Embedded Muse 83 Copyright 2003 TGG March 25, 2003


You may redistribute this newsletter for noncommercial purposes. For commercial use contact jack@ganssle.com.

EDITOR: Jack Ganssle, jack@ganssle.com

CONTENTS:
- Editor’s Notes
- Power Problems
- Joke for the Week
- About The Embedded Muse


Editor’s Notes


The next Better Firmware Faster seminars will be in Chicago on April 15 and Baltimore/Washington on April 17 – see https://www.ganssle.com/classes.htm for more information.

I often do this seminar on-site, for companies with a dozen or more embedded folks who’d like to learn more efficient ways to build firmware. See https://www.ganssle.com/onsite.htm.

The last issue’s Thought For The Week was a funny story about the creation of C and Unix, and alleged that Thompson, Ritchie and Kernighan had perpetrated these programs as a hoax. I received several hundred emails from readers wondering if the press had caught on to this important story. Well, it was a joke! So I apologize for the confusion, and have renamed that section of the Muse “Joke for the Week”, to help avoid mix-ups in the future.

My comments about making C a safer language sparked some interesting replies. Dave Feustel suggested looking into Cyclone, which is a safe dialect of C. More info is available at: http://www.research.att.com/projects/cyclone/.

Les Hatton wrote to correct my comment that his book “Safer C: Developing Software for High-Integrity and Safety-Critical Systems” is out of print. Turns out it’s published by McGraw-Hill UK and is available there. Non-UK readers can order it through http://www.oakcomp.co.uk/TP_Books.html, and http://www.amazon.co.uk, (but intriguingly, not at www.amazon.com). Recommended.


Power Problems


I’m quite happy with my Linksys router/firewall, but a recent spate of brownouts here left it alive on the LAN side but dead to the net. Cycling power, that old standby virtually everyone in a technological civilization knows about and practices much too frequently, brought it back to life.

Designing brownout tolerant embedded systems is not trivial, though today there are plenty of great power management and reset clamp devices that ease the process. Good design is important, as are exhaustive tests that prove the system works properly over a range of inputs. Modern embedded systems are just too complex, with too much hard-to-model hardware/firmware interaction, to expect reliability without realistic testing. This means you’ve got to pound on the product, and look for every possible failure mode. If you’ve written code to preserve variables around brown-outs and loss of Vcc, and don’t conduct a meaningful test of that code, you’ll probably ship a subtly broken product.

In the past I’ve hired teenagers to mindlessly and endlessly flip the power switch on and off, logging the number of cycles and the number of times the system properly comes to life. Though I do believe in bringing youngsters into the engineering labs to expose them to the cool parts of our profession, sentencing them to mindless work is a sure way to convince them to become lawyers rather than techies.

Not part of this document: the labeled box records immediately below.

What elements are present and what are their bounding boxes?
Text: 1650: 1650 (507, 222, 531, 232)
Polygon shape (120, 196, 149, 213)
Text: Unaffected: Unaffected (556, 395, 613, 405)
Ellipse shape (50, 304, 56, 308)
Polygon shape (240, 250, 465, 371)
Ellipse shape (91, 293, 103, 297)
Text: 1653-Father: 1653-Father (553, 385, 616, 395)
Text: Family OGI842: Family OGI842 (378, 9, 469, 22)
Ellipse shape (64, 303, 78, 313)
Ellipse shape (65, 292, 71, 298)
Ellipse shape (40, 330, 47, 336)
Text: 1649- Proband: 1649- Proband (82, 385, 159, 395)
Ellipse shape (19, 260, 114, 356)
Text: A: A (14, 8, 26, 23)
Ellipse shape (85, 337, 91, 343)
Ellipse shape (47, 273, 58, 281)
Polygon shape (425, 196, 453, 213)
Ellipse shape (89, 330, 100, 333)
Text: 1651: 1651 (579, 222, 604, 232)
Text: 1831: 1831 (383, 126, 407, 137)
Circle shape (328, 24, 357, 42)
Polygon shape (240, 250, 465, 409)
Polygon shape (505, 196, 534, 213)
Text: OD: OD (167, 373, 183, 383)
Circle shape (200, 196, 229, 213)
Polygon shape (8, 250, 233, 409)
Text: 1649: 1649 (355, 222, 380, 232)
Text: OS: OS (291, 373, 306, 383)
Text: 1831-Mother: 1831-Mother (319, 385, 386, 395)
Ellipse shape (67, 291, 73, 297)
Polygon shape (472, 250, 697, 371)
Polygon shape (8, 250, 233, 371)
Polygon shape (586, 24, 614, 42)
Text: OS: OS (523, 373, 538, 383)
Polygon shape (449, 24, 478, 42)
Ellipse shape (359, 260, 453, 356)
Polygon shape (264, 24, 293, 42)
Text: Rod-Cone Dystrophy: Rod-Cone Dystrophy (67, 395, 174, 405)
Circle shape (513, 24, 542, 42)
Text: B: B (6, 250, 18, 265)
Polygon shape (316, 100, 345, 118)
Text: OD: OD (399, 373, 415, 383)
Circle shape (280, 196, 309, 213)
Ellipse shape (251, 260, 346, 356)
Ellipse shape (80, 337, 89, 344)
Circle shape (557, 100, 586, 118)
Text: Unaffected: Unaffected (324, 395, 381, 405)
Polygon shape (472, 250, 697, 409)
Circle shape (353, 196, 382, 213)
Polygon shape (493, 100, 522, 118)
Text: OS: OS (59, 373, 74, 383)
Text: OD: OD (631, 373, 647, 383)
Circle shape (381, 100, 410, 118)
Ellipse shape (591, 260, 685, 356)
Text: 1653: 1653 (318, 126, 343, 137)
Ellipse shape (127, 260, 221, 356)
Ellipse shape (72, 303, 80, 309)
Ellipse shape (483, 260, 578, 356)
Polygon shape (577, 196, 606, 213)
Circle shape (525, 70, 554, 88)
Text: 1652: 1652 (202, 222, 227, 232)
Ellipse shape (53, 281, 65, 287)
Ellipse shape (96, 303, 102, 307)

Better, automate the tests. The Poc-It, from Microtools (www.poc-it.net – please discount the quote there as I have no connection to the company) is a cool $300 device that helps test power-fail circuits and associated code.

The Poc-It brainlessly turns your system on and off, counting the number of cycles. Another counter logs the number of times a logic signal asserts after power comes on. So, add a bit of test code to your firmware to drive a bit up when (and if) the system properly comes to life. Set the Poc-It up to run for a day or a month; come back and see if the number of power cycles is exactly equal to the number of successful assertions of the logic bit. Anything other than equality means something is dreadfully wrong.

Even better, power your test system from a Poc-it driving a Variac, so you can simulate brownouts.

Recommended.


Joke for the Week


A hardware engineer, a software engineer, and their project manager are taking a walk outdoors during their lunch break when they come upon an old brass lamp. They pick it up and dust it off. Poof -- out pops a genie.

"Thank you for releasing me from my lamp-prison. I can grant you 3 wishes. Since there are 3 of you I will grant one wish to each of you."

The hardware engineer thinks a moment and says, "I'd like to be sailing a yacht across the Pacific, racing before the wind, with an crew entirely comprised of members of the opposite sex."

"It is done", said the Genie, and poof, the hardware engineer disappears.

The software engineer thinks a moment and says, "I'd like to be riding my Harley with a gang of members of the opposite sex throughout the American Southwest."

"It is done", said the Genie, and poof, the software engineer disappears.

The project manager looks at where the other two had been standing and rubs his chin in thought. Then he tells the Genie, "I'd like those two back in the office after lunch."